Это все-таки игра в теологию, говоря современным языком - студенческий "капустник", что же касается Данте, то он, очевидно, был замогильно серьезен...

Не прошли фантасты-богохульники и мимо новозаветных книг. Первым "научно-фантастическим" Христом критики называют героя рассказа Рэя Брэдбери "Человек" - у читателя будет возможность познакомиться с этим произведением. Единственное, что хотелось бы заметить во вступительной статье: путь рассказа к советскому читателю был слишком долог. Четыре десятилетия понадобилось - и половину этого отрезка времени большинство лучших произведений Брэдбери увидело свет на русском языке,- чтобы свыкнуться с мыслью, которая смущала многих наших критиков и редакторов: Брэдбери религиозен.

Правда, религиозность эта особенная, и в двух словах писателя ни к одной известной конфессии не отнесешь. Его поэму "Cristus Apollo" можно читать как христианскую молитву во славу отважных астронавтов-лунопроходцев, а можно рассматривать как восторженный гимн науке, свершившей этот подвиг вопреки христианской идее покорности и смирения. И не одно произведение Брэдбери допускает подобный дуализм трактовки...

Зато без всякого пиетета, откровенно вызывающе покушаются на святыни более молодые авторыфантасты - представители так называемой "Новой волны" в англоязычной фантастике. Собственно, чего ж с них взять, если это авангардистское направление, возникшее в конце 60-х годов (и быстро, впрочем, "затухшее"), на своих знаменах начертало сокрушение всех и всяческих святынь. И христианская символика в этом ряду не составила исключения.

Взять, например, такую деликатную тему, как распятие Христа. Казалось бы, ну какие тут "шуточки"!

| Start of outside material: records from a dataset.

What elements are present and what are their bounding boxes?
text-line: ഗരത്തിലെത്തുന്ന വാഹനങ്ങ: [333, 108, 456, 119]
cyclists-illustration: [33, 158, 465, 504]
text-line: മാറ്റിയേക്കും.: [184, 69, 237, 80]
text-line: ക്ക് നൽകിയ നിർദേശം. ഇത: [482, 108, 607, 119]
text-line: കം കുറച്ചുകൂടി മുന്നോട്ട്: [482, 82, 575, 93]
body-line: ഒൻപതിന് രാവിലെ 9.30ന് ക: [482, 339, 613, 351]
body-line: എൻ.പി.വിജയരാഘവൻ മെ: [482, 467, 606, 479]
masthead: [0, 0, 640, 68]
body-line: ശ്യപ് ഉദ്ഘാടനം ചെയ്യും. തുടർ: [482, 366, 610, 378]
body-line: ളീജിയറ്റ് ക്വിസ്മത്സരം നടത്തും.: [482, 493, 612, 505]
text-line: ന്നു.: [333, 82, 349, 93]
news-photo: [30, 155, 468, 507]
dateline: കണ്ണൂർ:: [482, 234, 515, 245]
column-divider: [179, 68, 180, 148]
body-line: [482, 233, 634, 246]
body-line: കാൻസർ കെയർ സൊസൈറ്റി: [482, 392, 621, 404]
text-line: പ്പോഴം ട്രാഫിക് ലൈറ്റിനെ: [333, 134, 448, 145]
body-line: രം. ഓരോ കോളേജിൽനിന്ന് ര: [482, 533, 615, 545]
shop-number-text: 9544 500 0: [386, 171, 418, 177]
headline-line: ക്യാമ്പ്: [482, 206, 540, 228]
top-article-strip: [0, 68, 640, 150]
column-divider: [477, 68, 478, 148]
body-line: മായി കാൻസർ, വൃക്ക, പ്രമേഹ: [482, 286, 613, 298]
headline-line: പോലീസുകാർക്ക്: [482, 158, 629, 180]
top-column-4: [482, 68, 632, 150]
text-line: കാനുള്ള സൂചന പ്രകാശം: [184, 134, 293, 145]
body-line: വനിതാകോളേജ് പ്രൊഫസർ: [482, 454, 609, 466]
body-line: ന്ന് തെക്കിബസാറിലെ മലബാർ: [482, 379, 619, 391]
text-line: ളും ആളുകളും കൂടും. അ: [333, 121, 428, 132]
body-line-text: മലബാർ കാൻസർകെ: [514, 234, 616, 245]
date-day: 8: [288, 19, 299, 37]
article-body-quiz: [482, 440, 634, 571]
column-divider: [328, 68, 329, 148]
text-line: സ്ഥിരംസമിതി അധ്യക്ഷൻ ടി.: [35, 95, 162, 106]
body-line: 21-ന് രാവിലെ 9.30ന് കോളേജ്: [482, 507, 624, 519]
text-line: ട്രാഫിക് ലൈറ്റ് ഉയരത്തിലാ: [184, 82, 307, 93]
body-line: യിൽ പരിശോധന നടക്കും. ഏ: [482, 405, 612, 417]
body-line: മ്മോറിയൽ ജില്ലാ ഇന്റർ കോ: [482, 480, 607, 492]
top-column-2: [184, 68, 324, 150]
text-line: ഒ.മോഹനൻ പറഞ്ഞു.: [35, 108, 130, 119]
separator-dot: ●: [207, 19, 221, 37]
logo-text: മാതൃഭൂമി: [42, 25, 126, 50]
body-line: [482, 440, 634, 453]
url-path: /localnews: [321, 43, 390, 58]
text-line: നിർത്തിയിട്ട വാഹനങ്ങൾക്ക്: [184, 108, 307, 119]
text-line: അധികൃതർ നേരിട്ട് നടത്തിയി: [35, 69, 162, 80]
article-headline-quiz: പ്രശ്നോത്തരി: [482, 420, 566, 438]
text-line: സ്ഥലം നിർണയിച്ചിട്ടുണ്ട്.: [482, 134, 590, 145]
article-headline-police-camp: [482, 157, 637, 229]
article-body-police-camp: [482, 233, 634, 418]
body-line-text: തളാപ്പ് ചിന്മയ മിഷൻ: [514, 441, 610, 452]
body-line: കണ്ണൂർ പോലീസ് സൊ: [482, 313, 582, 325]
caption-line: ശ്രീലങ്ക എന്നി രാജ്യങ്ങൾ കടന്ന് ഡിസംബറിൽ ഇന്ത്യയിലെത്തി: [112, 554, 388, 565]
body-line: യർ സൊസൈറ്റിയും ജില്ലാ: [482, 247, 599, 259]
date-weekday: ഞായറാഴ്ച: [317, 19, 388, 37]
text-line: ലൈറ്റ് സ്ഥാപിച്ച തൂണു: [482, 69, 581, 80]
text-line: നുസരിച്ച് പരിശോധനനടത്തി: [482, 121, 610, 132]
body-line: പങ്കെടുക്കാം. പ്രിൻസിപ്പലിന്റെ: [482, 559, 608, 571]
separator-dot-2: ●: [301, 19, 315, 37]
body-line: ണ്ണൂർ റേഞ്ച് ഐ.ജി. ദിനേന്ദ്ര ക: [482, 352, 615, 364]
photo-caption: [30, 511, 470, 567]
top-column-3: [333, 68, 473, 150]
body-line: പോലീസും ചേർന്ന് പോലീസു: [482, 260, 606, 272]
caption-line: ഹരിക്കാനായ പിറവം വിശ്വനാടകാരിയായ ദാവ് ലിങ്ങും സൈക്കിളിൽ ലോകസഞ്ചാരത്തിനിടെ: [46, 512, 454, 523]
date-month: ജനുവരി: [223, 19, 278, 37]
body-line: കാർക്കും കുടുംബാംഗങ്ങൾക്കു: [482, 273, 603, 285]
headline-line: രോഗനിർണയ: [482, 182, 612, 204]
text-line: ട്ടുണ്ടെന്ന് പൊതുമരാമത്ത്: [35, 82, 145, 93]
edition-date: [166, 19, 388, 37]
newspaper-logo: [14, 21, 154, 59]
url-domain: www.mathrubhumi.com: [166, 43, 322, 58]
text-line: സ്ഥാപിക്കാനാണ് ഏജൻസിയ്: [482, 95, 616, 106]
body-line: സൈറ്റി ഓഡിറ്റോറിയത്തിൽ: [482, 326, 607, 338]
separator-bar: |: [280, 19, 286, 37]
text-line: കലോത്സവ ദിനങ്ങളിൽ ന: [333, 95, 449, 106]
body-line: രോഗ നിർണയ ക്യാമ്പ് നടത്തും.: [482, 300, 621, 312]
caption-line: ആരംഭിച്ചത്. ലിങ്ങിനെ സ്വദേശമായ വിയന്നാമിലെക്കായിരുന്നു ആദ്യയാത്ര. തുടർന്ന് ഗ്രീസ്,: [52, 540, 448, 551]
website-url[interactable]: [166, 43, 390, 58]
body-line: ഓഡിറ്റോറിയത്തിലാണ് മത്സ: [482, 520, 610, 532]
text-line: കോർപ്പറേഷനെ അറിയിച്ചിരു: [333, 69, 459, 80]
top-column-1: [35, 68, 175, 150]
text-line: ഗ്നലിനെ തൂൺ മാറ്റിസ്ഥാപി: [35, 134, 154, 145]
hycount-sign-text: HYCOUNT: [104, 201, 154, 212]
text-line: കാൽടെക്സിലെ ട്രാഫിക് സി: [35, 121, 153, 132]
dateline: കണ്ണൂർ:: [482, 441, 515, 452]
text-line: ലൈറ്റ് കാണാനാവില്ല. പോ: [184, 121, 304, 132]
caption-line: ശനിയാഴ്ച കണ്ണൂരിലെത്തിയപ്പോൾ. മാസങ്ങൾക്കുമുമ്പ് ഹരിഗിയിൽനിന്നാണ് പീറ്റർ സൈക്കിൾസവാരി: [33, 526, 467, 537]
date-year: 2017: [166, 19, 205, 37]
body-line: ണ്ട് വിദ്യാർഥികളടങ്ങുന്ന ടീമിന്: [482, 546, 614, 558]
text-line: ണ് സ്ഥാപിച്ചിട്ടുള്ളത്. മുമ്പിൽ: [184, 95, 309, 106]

Однако туристская компания, организующая путешествия во времени, одной из безусловных приманок считает экскурсию на Голгофу - как раз в тот самый день... Это роман Роберта Силверберга "Вверх по линии" (1969). А Гэри Килуорт, автор рассказа "Съездим на Голгофу" (1975), идет еще дальше: в тот самый день, утверждает он, во время казни трех осужденных прокуратором преступников на Голгофе вообще никого из местного населения не было - одни "экскурсанты во времени"!